Christmas was as lovely as it could have been considering the circumstances of being alone with the children all day while Riki has worked nonstop doubles since Christmas eve. I was very grateful for the phone calls with various family members that day so I didn't feel so lonely. I'm not going to post warm fuzzy pictures for Christmas trees or the kids opening gifts. That's just not where I've been at this year. I'm actually a bit relieved for all of it to be over. Like many, I think that I always yearn for something more in the spirit of this season past all of the pretty decorations and frenzied materialism...
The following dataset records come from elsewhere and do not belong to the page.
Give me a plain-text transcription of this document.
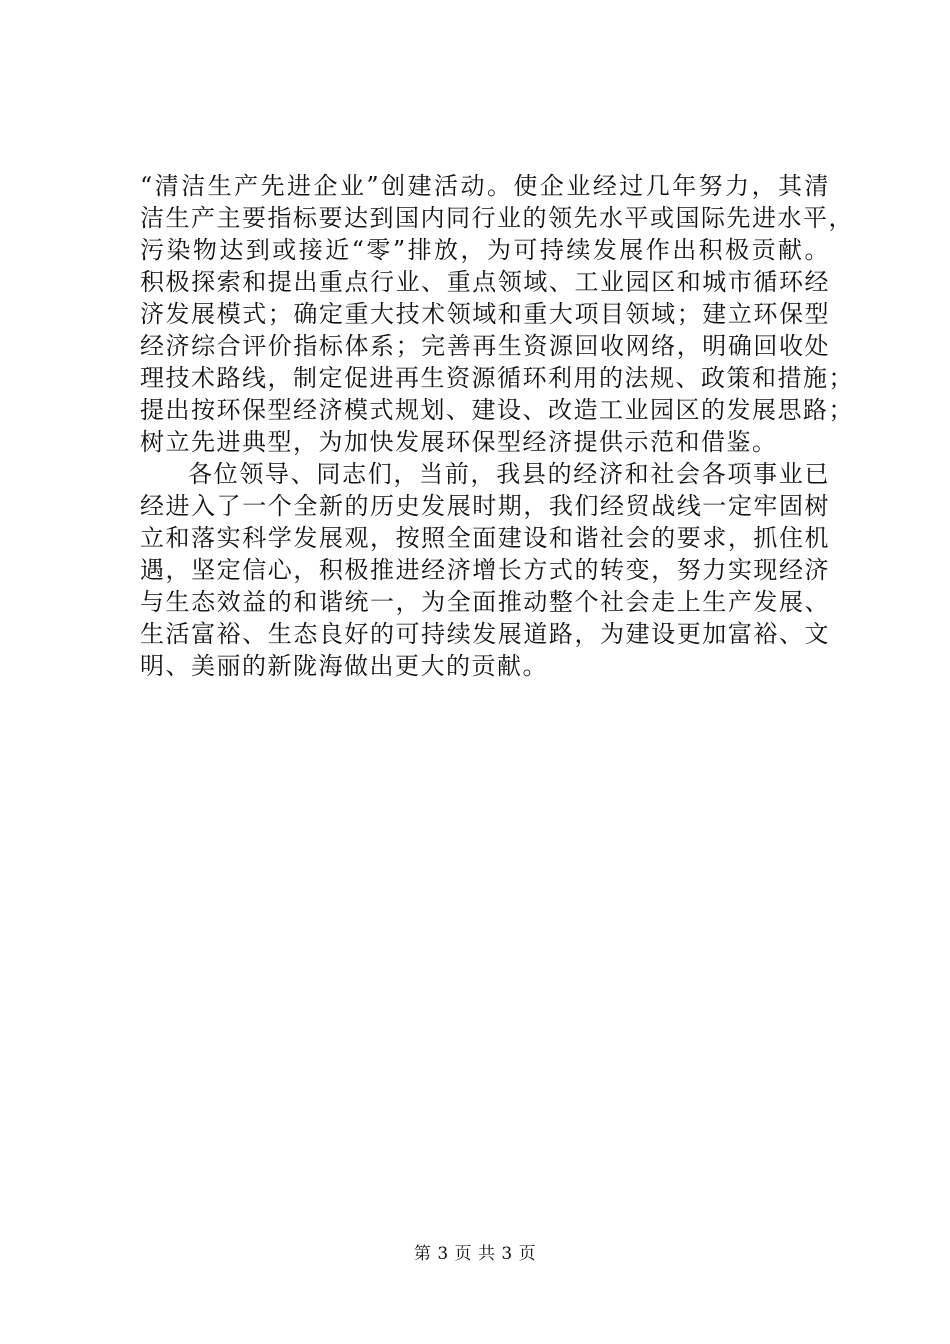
“清洁生产先进企业”创建活动。使企业经过几年努力，其清
洁生产主要指标要达到国内同行业的领先水平或国际先进水平，
污染物达到或接近“零”排放，为可持续发展作出积极贡献。
积极探索和提出重点行业、重点领域、工业园区和城市循环经
济发展模式；确定重大技术领域和重大项目领域；建立环保型
经济综合评价指标体系；完善再生资源回收网络，明确回收处
理技术路线，制定促进再生资源循环利用的法规、政策和措施；
提出按环保型经济模式规划、建设、改造工业园区的发展思路；
树立先进典型，为加快发展环保型经济提供示范和借鉴。
各位领导、同志们，当前，我县的经济和社会各项事业已
经进入了一个全新的历史发展时期，我们经贸战线一定牢固树
立和落实科学发展观，按照全面建设和谐社会的要求，抓住机
遇，坚定信心，积极推进经济增长方式的转变，努力实现经济
与生态效益的和谐统一，为全面推动整个社会走上生产发展、
生活富裕、生态良好的可持续发展道路，为建设更加富裕、文
明、美丽的新陇海做出更大的贡献。
第 3 页 共 3 页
so here I look forward to the twelve holy nights....a different meditation and contemplation for each evening. I was just listening to a song that I was smitten with a year ago when my friend Darla loaned it to me to burn onto the ipod. It is a simple song called "Rosemary Hill." It has a sixties commune sort of feel about this beautiful place where everything seems just right. I remember sitting in the rv at Riki's mom's before we started our journey in the rv listening to that song and thinking about how my own "Rosemary Hill" was waiting out there...somewhere, if I could just get to it. I guess I imagined this as some sort of hippie shangri la place with women in white dresses with garlands of flowers in their hair, maybe some unicorns galloping around, lol, you get the idea. I sit here a year later listening to the same song and reminiscing about sitting in that rv with some cozy knitting, looking out on the lake on their property, and I find it almost laughable that as I sat there dreaming of faraway places I now sit here in faraway places dreaming of where I once was in an odd sort of way. So it occurred to me that "Rosemary Hill" is a state of mind more than a place. You can be in a very beautiful place and still be discontent as this past month or two has proven. There will always, always be discontent. You will always be searching, going after the next mirage, only to discover that it disappears just as soon as you get to it. That certainly doesn't mean I have warm fuzzy feelings about going back to live in toxic cities with sprawling development either. It just means that sometimes a state of mind is more important than an actual location, no matter where you are.